Des Weiteren könnte die Wirkung von Licht direkt mit der Aufnahme über die Retina bzw.

durch die Ganglionzellen erklärbar sein. Lavoie und KollegInnen (2009) stellten fest, dass bei SAD-Patienten die retinale Lichtsensitivität während der depressiven Episode von der Norm abweicht und sich diese nach 4-wöchiger Lichttherapie wieder normalisiert. LeGates und KollegInnen (2012) fanden bei Mäusen ohne lichtsensitive retinale Ganglionzellen heraus, dass Licht einen Einfluss auf Kognition und Stimmung direkt über die

Ganglionzellen nimmt und dass ohne diese, der Effekt von Licht nicht mehr vorhanden ist.
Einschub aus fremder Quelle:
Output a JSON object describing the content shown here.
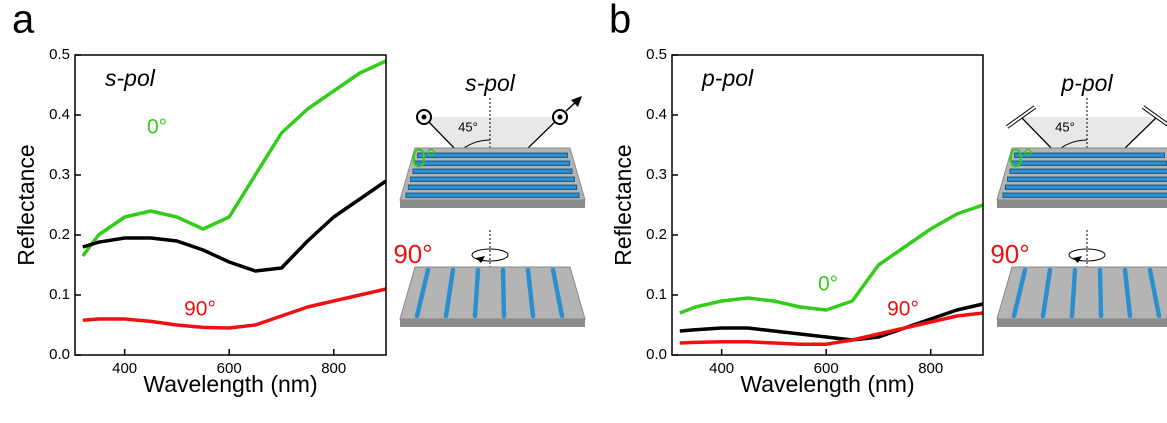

Vor allem der aufmerksamkeitssteigernde Effekt von Licht, insbesondere von blauem Licht (Vandewalle et al., 2009b) scheint durch die ipRGCs mediiert zu sein (Vandewalle et al., 2007b). Die Ganglionzellen sind maximal sensitiv für blaues Licht und bei speziell diesem Licht konnten die größten Effekte bezüglich Wachheit/Aufmerksamkeit erzielt werden (Chellappa et al., 2011; Lehrl et al., 2007; Lockley et al.; Revell, Arendt, Fogg & Skene, 2006; Vandewalle et al., 2013). Zudem wird der Einfluss der ipRGCs durch

Polymorphismen, also genetische Variationen, bei einem mit Melanopsin in Verbindung stehendem Gen bekräftigt. Je nach Variationen dieses Gens gibt es einen Einfluss auf die Auftretenswahrscheinlichkeit von SAD, sodass bei Personen die homozygot für das T-Allel sind im Vergleich mit anderen Variationen (C/T, C/C) eine größere Prädisposition zur Erkrankung an einer saisonalen Depression besteht.

Neben den geschilderten biologischen Faktoren dürften auch psychologische Faktoren und kognitiv-behaviorale Prozesse bei der Entstehung von SAD eine Rolle spielen (Young et al., 1991; Young et al., 1999; Rohan et al., 2007).